As I stared up at the eleven remaining balloons—the survivors, as Jeanny had called them—my mind filled with a picture of that day Edie left Holedo. I saw the scene unfold in my mind as if I were watching it like one of those balloons watching me. The way I imagined it, Edie pulled up in front of my apartment in her white Cadillac, that man I didn’t know at the wheel, the trunk stuffed and heavy with her belongings. She looked around, nervous, checking to make sure my father’s truck was nowhere in sight. When she felt sure he wasn’t there, she got out of the car. The man who was with her offered to go up to my door for her, but she refused.

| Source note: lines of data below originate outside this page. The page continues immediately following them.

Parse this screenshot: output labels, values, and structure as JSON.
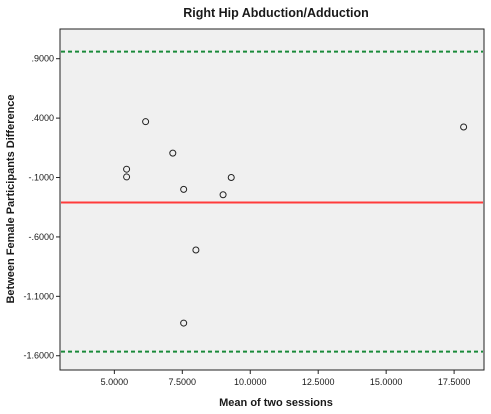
{
  "chart_data": {
    "type": "scatter",
    "title": "Right Hip Abduction/Adduction",
    "xlabel": "Mean of two sessions",
    "ylabel": "Between Female Participants Difference",
    "xlim": [
      3.0,
      18.6
    ],
    "ylim": [
      -1.72,
      1.15
    ],
    "x_ticks": [
      {
        "value": 5.0,
        "label": "5.0000"
      },
      {
        "value": 7.5,
        "label": "7.5000"
      },
      {
        "value": 10.0,
        "label": "10.0000"
      },
      {
        "value": 12.5,
        "label": "12.5000"
      },
      {
        "value": 15.0,
        "label": "15.0000"
      },
      {
        "value": 17.5,
        "label": "17.5000"
      }
    ],
    "y_ticks": [
      {
        "value": 0.9,
        "label": ".9000"
      },
      {
        "value": 0.4,
        "label": ".4000"
      },
      {
        "value": -0.1,
        "label": "-.1000"
      },
      {
        "value": -0.6,
        "label": "-.6000"
      },
      {
        "value": -1.1,
        "label": "-1.1000"
      },
      {
        "value": -1.6,
        "label": "-1.6000"
      }
    ],
    "points": [
      {
        "x": 5.45,
        "y": -0.03
      },
      {
        "x": 5.45,
        "y": -0.095
      },
      {
        "x": 6.15,
        "y": 0.37
      },
      {
        "x": 7.15,
        "y": 0.105
      },
      {
        "x": 7.55,
        "y": -0.2
      },
      {
        "x": 7.55,
        "y": -1.325
      },
      {
        "x": 8.0,
        "y": -0.71
      },
      {
        "x": 9.0,
        "y": -0.245
      },
      {
        "x": 9.3,
        "y": -0.1
      },
      {
        "x": 17.85,
        "y": 0.325
      }
    ],
    "reference_lines": [
      {
        "role": "mean",
        "y": -0.31,
        "color": "#ff3b3b",
        "style": "solid"
      },
      {
        "role": "upper-limit",
        "y": 0.96,
        "color": "#1a8a3a",
        "style": "dashed"
      },
      {
        "role": "lower-limit",
        "y": -1.565,
        "color": "#1a8a3a",
        "style": "dashed"
      }
    ],
    "plot_background": "#f0f0f0",
    "grid": false,
    "legend": "none"
  }
}
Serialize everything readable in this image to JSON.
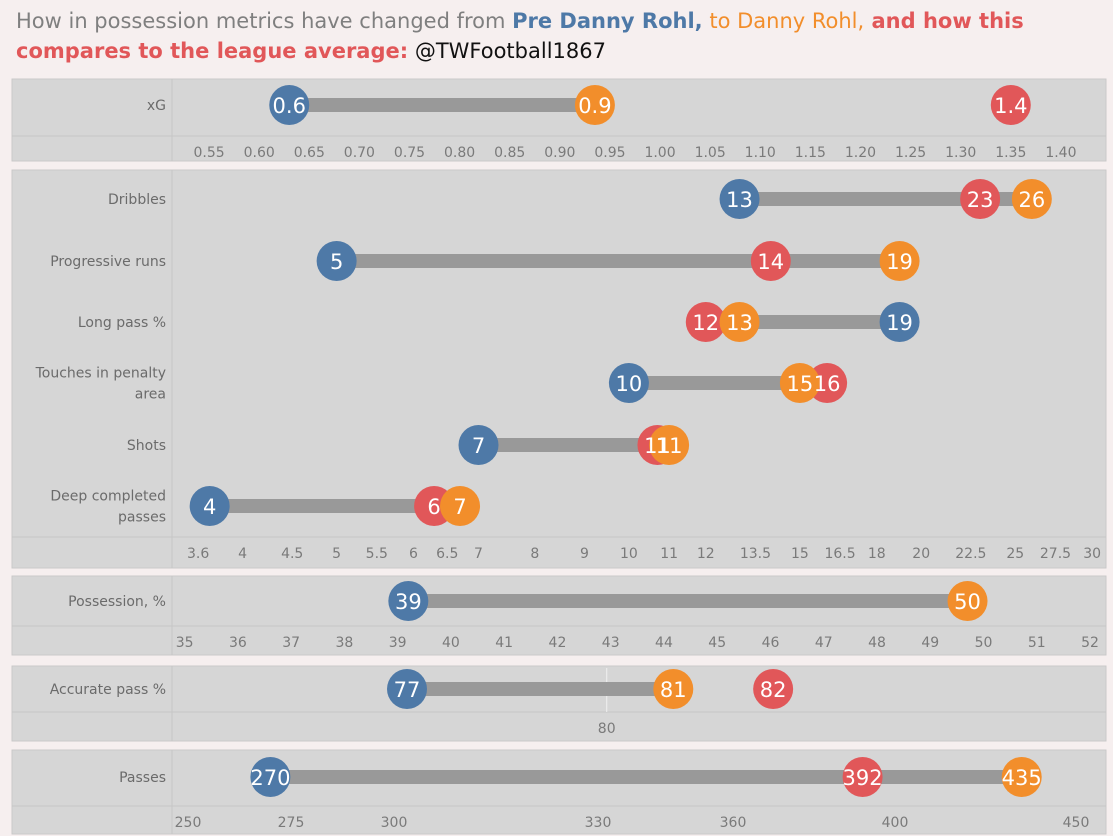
{
  "title": {
    "part1": "How in possession metrics have changed from ",
    "part2": "Pre Danny Rohl,",
    "part3": " to Danny Rohl,",
    "part4": " and how this compares to the league average:",
    "part5": " @TWFootball1867"
  },
  "colors": {
    "pre": "#4e79a7",
    "rohl": "#f28e2b",
    "league": "#e15759",
    "bar": "#999999",
    "panel": "#d6d6d6"
  },
  "chart_data": [
    {
      "type": "dumbbell",
      "scale": "linear",
      "xlim": [
        0.515,
        1.445
      ],
      "ticks": [
        "0.55",
        "0.60",
        "0.65",
        "0.70",
        "0.75",
        "0.80",
        "0.85",
        "0.90",
        "0.95",
        "1.00",
        "1.05",
        "1.10",
        "1.15",
        "1.20",
        "1.25",
        "1.30",
        "1.35",
        "1.40"
      ],
      "rows": [
        {
          "label": "xG",
          "pre": 0.63,
          "pre_label": "0.6",
          "rohl": 0.935,
          "rohl_label": "0.9",
          "league": 1.35,
          "league_label": "1.4"
        }
      ]
    },
    {
      "type": "dumbbell",
      "scale": "log",
      "xlim": [
        3.4,
        31
      ],
      "ticks": [
        "3.6",
        "4",
        "4.5",
        "5",
        "5.5",
        "6",
        "6.5",
        "7",
        "8",
        "9",
        "10",
        "11",
        "12",
        "13.5",
        "15",
        "16.5",
        "18",
        "20",
        "22.5",
        "25",
        "27.5",
        "30"
      ],
      "rows": [
        {
          "label": "Dribbles",
          "pre": 13,
          "pre_label": "13",
          "rohl": 26,
          "rohl_label": "26",
          "league": 23,
          "league_label": "23"
        },
        {
          "label": "Progressive runs",
          "pre": 5,
          "pre_label": "5",
          "rohl": 19,
          "rohl_label": "19",
          "league": 14,
          "league_label": "14"
        },
        {
          "label": "Long pass %",
          "pre": 19,
          "pre_label": "19",
          "rohl": 13,
          "rohl_label": "13",
          "league": 12,
          "league_label": "12"
        },
        {
          "label": [
            "Touches in penalty",
            "area"
          ],
          "pre": 10,
          "pre_label": "10",
          "rohl": 15,
          "rohl_label": "15",
          "league": 16,
          "league_label": "16"
        },
        {
          "label": "Shots",
          "pre": 7,
          "pre_label": "7",
          "rohl": 11,
          "rohl_label": "11",
          "league": 10.7,
          "league_label": "11"
        },
        {
          "label": [
            "Deep completed",
            "passes"
          ],
          "pre": 3.7,
          "pre_label": "4",
          "rohl": 6.7,
          "rohl_label": "7",
          "league": 6.3,
          "league_label": "6"
        }
      ]
    },
    {
      "type": "dumbbell",
      "scale": "linear",
      "xlim": [
        34.8,
        52.3
      ],
      "ticks": [
        "35",
        "36",
        "37",
        "38",
        "39",
        "40",
        "41",
        "42",
        "43",
        "44",
        "45",
        "46",
        "47",
        "48",
        "49",
        "50",
        "51",
        "52"
      ],
      "rows": [
        {
          "label": "Possession, %",
          "pre": 39.2,
          "pre_label": "39",
          "rohl": 49.7,
          "rohl_label": "50"
        }
      ]
    },
    {
      "type": "dumbbell",
      "scale": "linear",
      "xlim": [
        73.5,
        87.5
      ],
      "ticks": [
        "80"
      ],
      "reference": 80,
      "rows": [
        {
          "label": "Accurate pass %",
          "pre": 77,
          "pre_label": "77",
          "rohl": 81,
          "rohl_label": "81",
          "league": 82.5,
          "league_label": "82"
        }
      ]
    },
    {
      "type": "dumbbell",
      "scale": "linear",
      "xlim": [
        248,
        453
      ],
      "ticks": [
        "250",
        "275",
        "300",
        "330",
        "360",
        "400",
        "450"
      ],
      "tick_values": [
        250,
        275,
        300,
        330,
        360,
        400,
        450
      ],
      "tick_positions_nonlinear": true,
      "rows": [
        {
          "label": "Passes",
          "pre": 270,
          "pre_label": "270",
          "rohl": 435,
          "rohl_label": "435",
          "league": 392,
          "league_label": "392"
        }
      ]
    }
  ]
}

“I’ll be right back,” she said to him.
She walked up the stairs with her hands holding her swelled stomach and knocked. As she waited, she bit at her broken, once-beautiful nails. Kept watching to make sure my father didn’t show. No one answered, of course. I was in New York. My mother was off with Roget. My father wasn’t home yet from his extended trip. Edie knocked and knocked, then finally turned back toward the car. That’s when she spotted Leon somewhere. Maybe right there at the bottom of the stairs.
“Hey, there,” she said, piecing together who he was from the few things I’d told her about him. “You must be Dominick’s friend Leon. Right?”
“That’s me,” Leon said, taking note of her pregnant stomach and wondering what in the world Edie Kramer was doing rapping at my door.
She walked down the stairs, one hand on the railing, the other on her belly again. At that very moment Sophie was probably preparing to be born. Kicking and squirming. Shifting into position. Edie may have even felt a cramp just then, before she said, “Can I ask you a huge favor?” uncertain of what else to do.